We have all had people break their promises, not show up when they said they would, bail on us when we needed them, reverse their good opinions of us, or just disappear from our lives. It hurts when someone is unfaithful. I think we all agree that the world would be a better place if everyone was faithful, but this character trait does not come easy. Becoming faithful people, people who reflect the nature of a faithful God, does not happen by sheer determination and will-power. Just as we learn to love by being loved, we learn to be faithful by trusting the Faithful One.

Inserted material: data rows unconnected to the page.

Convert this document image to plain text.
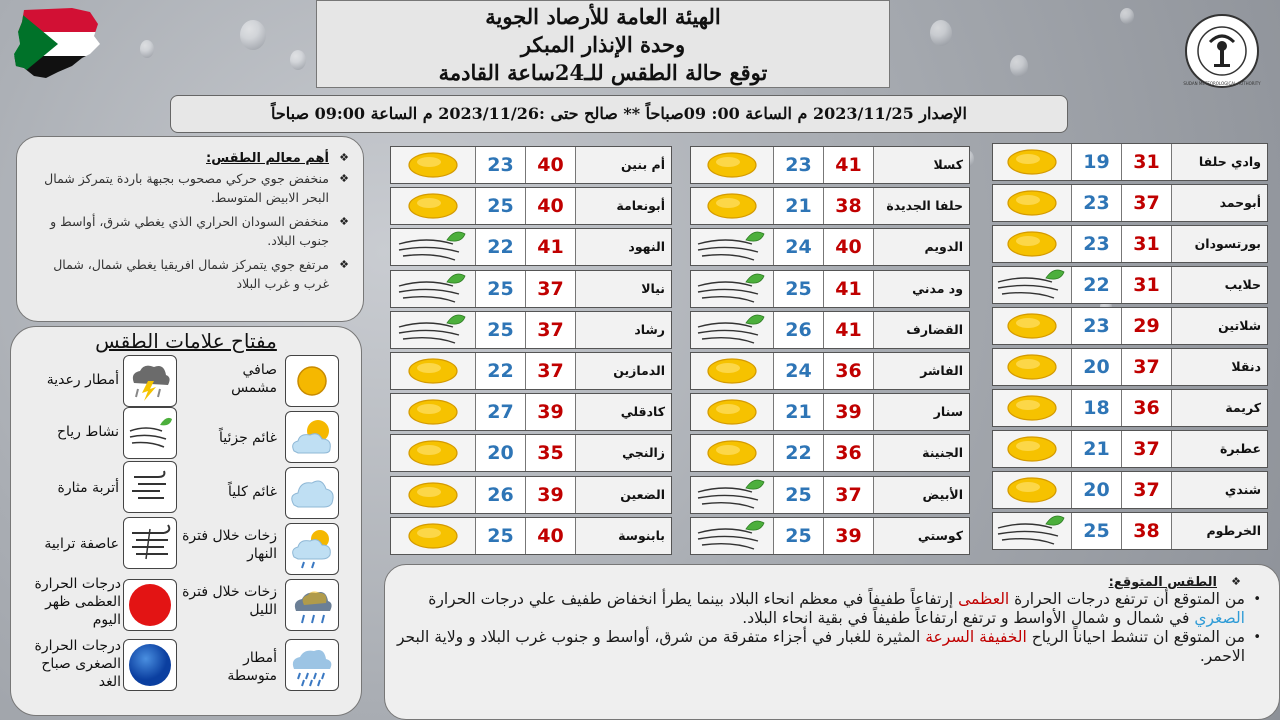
الهيئة العامة للأرصاد الجوية
وحدة الإنذار المبكر
توقع حالة الطقس للـ24ساعة القادمة	SUDAN METEOROLOGICAL AUTHORITY
الإصدار 2023/11/25 م الساعة 00: 09صباحاً ** صالح حتى :2023/11/26 م الساعة 09:00 صباحاً
❖ أهم معالم الطقس:
❖ منخفض جوي حركي مصحوب بجبهة باردة يتمركز شمال البحر الابيض المتوسط.
❖ منخفض السودان الحراري الذي يغطي شرق، أواسط و جنوب البلاد.
❖ مرتفع جوي يتمركز شمال افريقيا يغطي شمال، شمال غرب و غرب البلاد
مفتاح علامات الطقس
صافي مشمس
أمطار رعدية
غائم جزئياً
نشاط رياح
غائم كلياً
أتربة مثارة
زخات خلال فترة النهار
عاصفة ترابية
زخات خلال فترة الليل
درجات الحرارة العظمى ظهر اليوم
أمطار متوسطة
درجات الحرارة الصغرى صباح الغد
وادي حلفا
31
19
أبوحمد
37
23
بورتسودان
31
23
حلايب
31
22
شلاتين
29
23
دنقلا
37
20
كريمة
36
18
عطبرة
37
21
شندي
37
20
الخرطوم
38
25
كسلا
41
23
حلفا الجديدة
38
21
الدويم
40
24
ود مدني
41
25
القضارف
41
26
الفاشر
36
24
سنار
39
21
الجنينة
36
22
الأبيض
37
25
كوستي
39
25
أم بنين
40
23
أبونعامة
40
25
النهود
41
22
نيالا
37
25
رشاد
37
25
الدمازين
37
22
كادقلي
39
27
زالنجي
35
20
الضعين
39
26
بابنوسة
40
25
❖ الطقس المتوقع:

• من المتوقع أن ترتفع درجات الحرارة العظمى إرتفاعاً طفيفاً في معظم انحاء البلاد بينما يطرأ انخفاض طفيف علي درجات الحرارة الصغري في شمال و شمال الأواسط و ترتفع ارتفاعاً طفيفاً في بقية انحاء البلاد.

• من المتوقع ان تنشط احياناً الرياح الخفيفة السرعة المثيرة للغبار في أجزاء متفرقة من شرق، أواسط و جنوب غرب البلاد و ولاية البحر الاحمر.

If we look at the word, faithful, it means one who is full of faith. The Greek word for faith (pistis) has two different modes: In the active voice, it means trusting and believing in someone or something. In the passive voice, it means being someone who is trustworthy and dependable, inspiring faith. In other words, we have faith in someone who is faithful. The Latin word for faithful is fidelis and it means firmly and resolutely staying with a person, group, cause, belief, or idea, without waver, despite the circumstances. The motto of the United States Marines, Semper Fidelis (always faithful), reflects their unswerving commitment to each other and to their mission. In Hebrew, there is no one word consistently translated as faithfulness, but chesed (goodness, lovingkindness, steadfast love) is often used together with emeth (firmness, truth) to emphasize God's loyalty to his people. The idea here is that of holding fast or steady, of inspiring trust in others. In the Hebrew Bible, God reveals himself as a covenant-maker (which is not the same thing as a deal-maker), faithful to himself and to his promises, even when the other party, Israel, is not.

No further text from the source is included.